But with BHP chief Andrew Mackenzie wanting a 50 per cent female workforce by 2025 it would seem the company has some work to do on the ground, even if it wants to exit thermal coal by selling Mount Arthur and its half-stake in Brazil's Cerrejon mine.
The Mount Arthur saga has been rumbling away in the Hunter since at least 2015, but neither side of politics, it seems, has been interested in the growing list of concerns amassed by injured mine worker Simon Turner and his friends.
Now, however, One Nation has taken up the case, with Senator Malcolm Roberts asking questions at Senate estimates committee a fortnight ago, and making it clear that he and his party leader, Pauline Hanson, are determined to get to the bottom of things.
Regardless of what One Nation does from here, it appears that the renegade party's initial interest has opened doors to the Coalition in Canberra, which has been listening to the Hunter contingent at ministerial level.

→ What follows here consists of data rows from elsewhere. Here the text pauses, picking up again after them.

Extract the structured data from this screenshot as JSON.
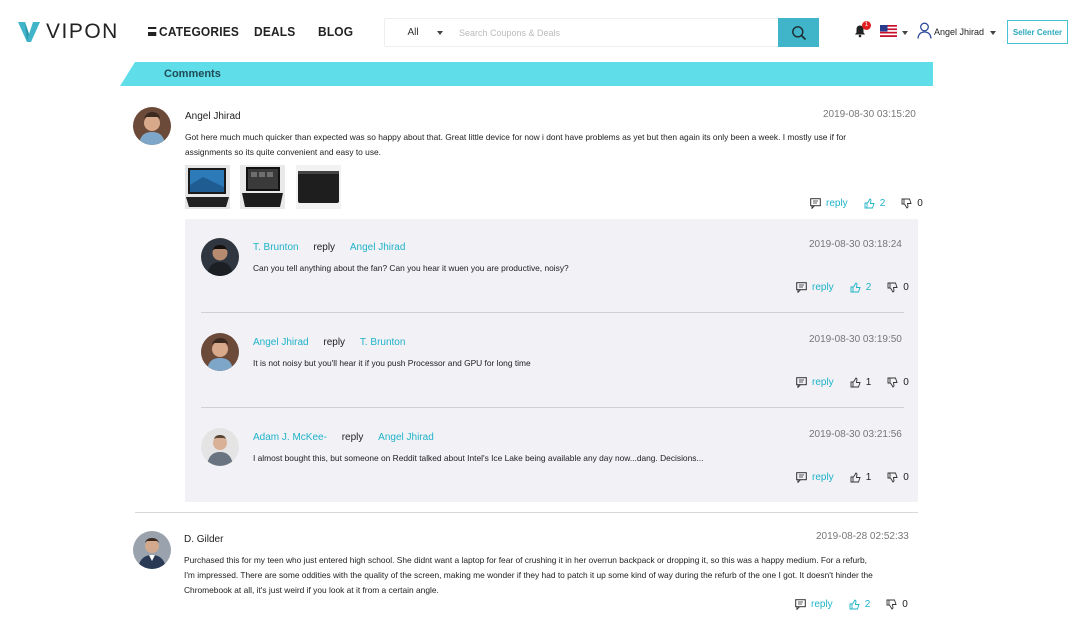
{
  "brand": {
    "name": "VIPON",
    "accent": "#40b5c9"
  },
  "nav": {
    "categories": "CATEGORIES",
    "deals": "DEALS",
    "blog": "BLOG"
  },
  "search": {
    "category": "All",
    "placeholder": "Search Coupons & Deals"
  },
  "header": {
    "notification_count": "1",
    "user_name": "Angel Jhirad",
    "seller_center": "Seller Center"
  },
  "section": {
    "title": "Comments"
  },
  "comments": [
    {
      "author": "Angel Jhirad",
      "date": "2019-08-30 03:15:20",
      "text_line1": "Got here much much quicker than expected was so happy about that. Great little device for now i dont have problems as yet but then again its only been a week. I mostly use if for",
      "text_line2": "assignments so its quite convenient and easy to use.",
      "reply_label": "reply",
      "likes": "2",
      "dislikes": "0"
    },
    {
      "author": "D. Gilder",
      "date": "2019-08-28 02:52:33",
      "text_line1": "Purchased this for my teen who just entered high school. She didnt want a laptop for fear of crushing it in her overrun backpack or dropping it, so this was a happy medium. For a refurb,",
      "text_line2": "I'm impressed. There are some oddities with the quality of the screen, making me wonder if they had to patch it up some kind of way during the refurb of the one I got. It doesn't hinder the",
      "text_line3": "Chromebook at all, it's just weird if you look at it from a certain angle.",
      "reply_label": "reply",
      "likes": "2",
      "dislikes": "0"
    }
  ],
  "replies": [
    {
      "author": "T. Brunton",
      "reply_word": "reply",
      "target": "Angel Jhirad",
      "date": "2019-08-30 03:18:24",
      "text": "Can you tell anything about the fan? Can you hear it wuen you are productive, noisy?",
      "reply_label": "reply",
      "likes": "2",
      "dislikes": "0"
    },
    {
      "author": "Angel Jhirad",
      "reply_word": "reply",
      "target": "T. Brunton",
      "date": "2019-08-30 03:19:50",
      "text": "It is not noisy but you'll hear it if you push Processor and GPU for long time",
      "reply_label": "reply",
      "likes": "1",
      "dislikes": "0"
    },
    {
      "author": "Adam J. McKee-",
      "reply_word": "reply",
      "target": "Angel Jhirad",
      "date": "2019-08-30 03:21:56",
      "text": "I almost bought this, but someone on Reddit talked about Intel's Ice Lake being available any day now...dang. Decisions...",
      "reply_label": "reply",
      "likes": "1",
      "dislikes": "0"
    }
  ]
}
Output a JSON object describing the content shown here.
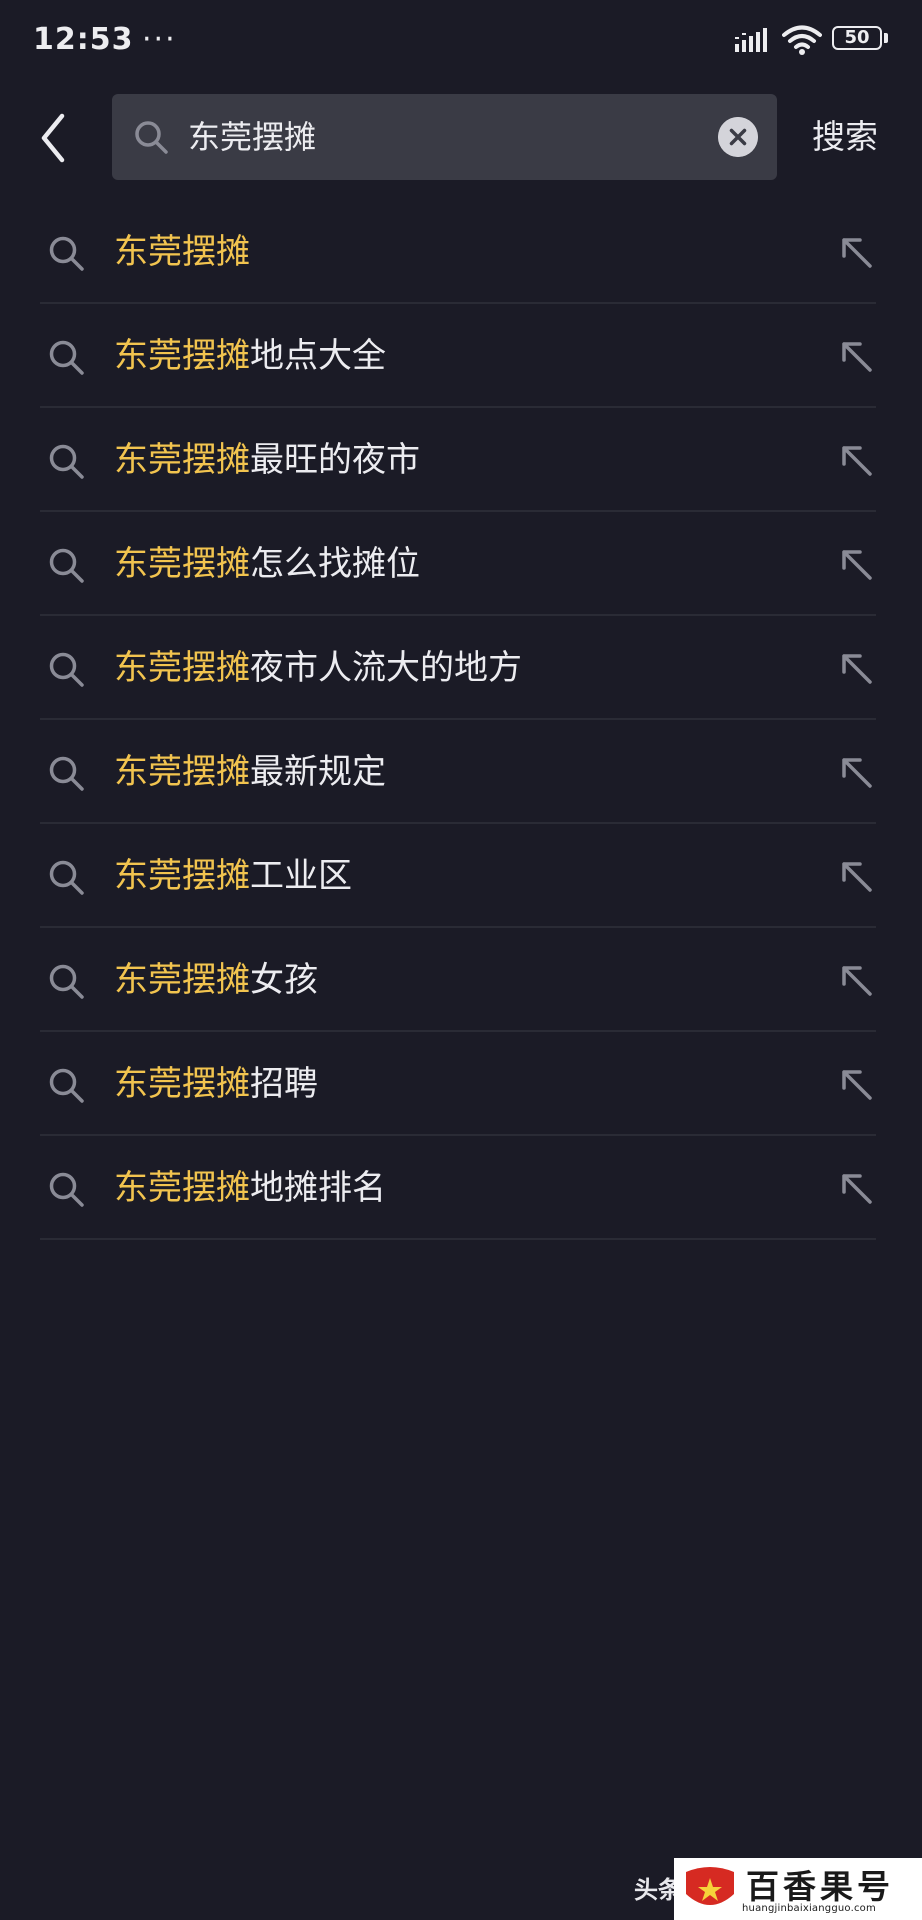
{
  "status_bar": {
    "time": "12:53",
    "notification_dots": "···",
    "battery_level": "50",
    "icons": [
      "signal-icon",
      "wifi-icon",
      "battery-icon"
    ]
  },
  "header": {
    "back_icon": "chevron-left-icon",
    "search": {
      "icon": "search-icon",
      "value": "东莞摆摊",
      "clear_icon": "clear-icon"
    },
    "submit_label": "搜索"
  },
  "suggestions": [
    {
      "highlight": "东莞摆摊",
      "rest": ""
    },
    {
      "highlight": "东莞摆摊",
      "rest": "地点大全"
    },
    {
      "highlight": "东莞摆摊",
      "rest": "最旺的夜市"
    },
    {
      "highlight": "东莞摆摊",
      "rest": "怎么找摊位"
    },
    {
      "highlight": "东莞摆摊",
      "rest": "夜市人流大的地方"
    },
    {
      "highlight": "东莞摆摊",
      "rest": "最新规定"
    },
    {
      "highlight": "东莞摆摊",
      "rest": "工业区"
    },
    {
      "highlight": "东莞摆摊",
      "rest": "女孩"
    },
    {
      "highlight": "东莞摆摊",
      "rest": "招聘"
    },
    {
      "highlight": "东莞摆摊",
      "rest": "地摊排名"
    }
  ],
  "colors": {
    "background": "#1b1b26",
    "search_box": "#3a3b45",
    "highlight": "#f2c44f",
    "text": "#ececf0",
    "icon_gray": "#8a8b96"
  },
  "watermark": {
    "prefix": "头条",
    "brand": "百香果号",
    "url": "huangjinbaixiangguo.com"
  }
}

Time will tell whether the Coalition is interested because it genuinely cares about the plight of injured Hunter mine workers, or whether it sees the situation as a potential weapon against an already struggling Labor opposition.
Mine worker and One Nation candidate Stuart Bonds is agitating for an independent inquiry to clarify both the conditions at Mount Arthur, and the performance of a number of industry bodies controlled with legislative approval by the CFMEU and the NSW Minerals Council.
Before then, the Herald believes that the companies involved, and the industry's existing structures, should be given a chance to address the issues confronting them. The still-necessary coal industry has enough enemies at the moment, without giving its critics more ammunition.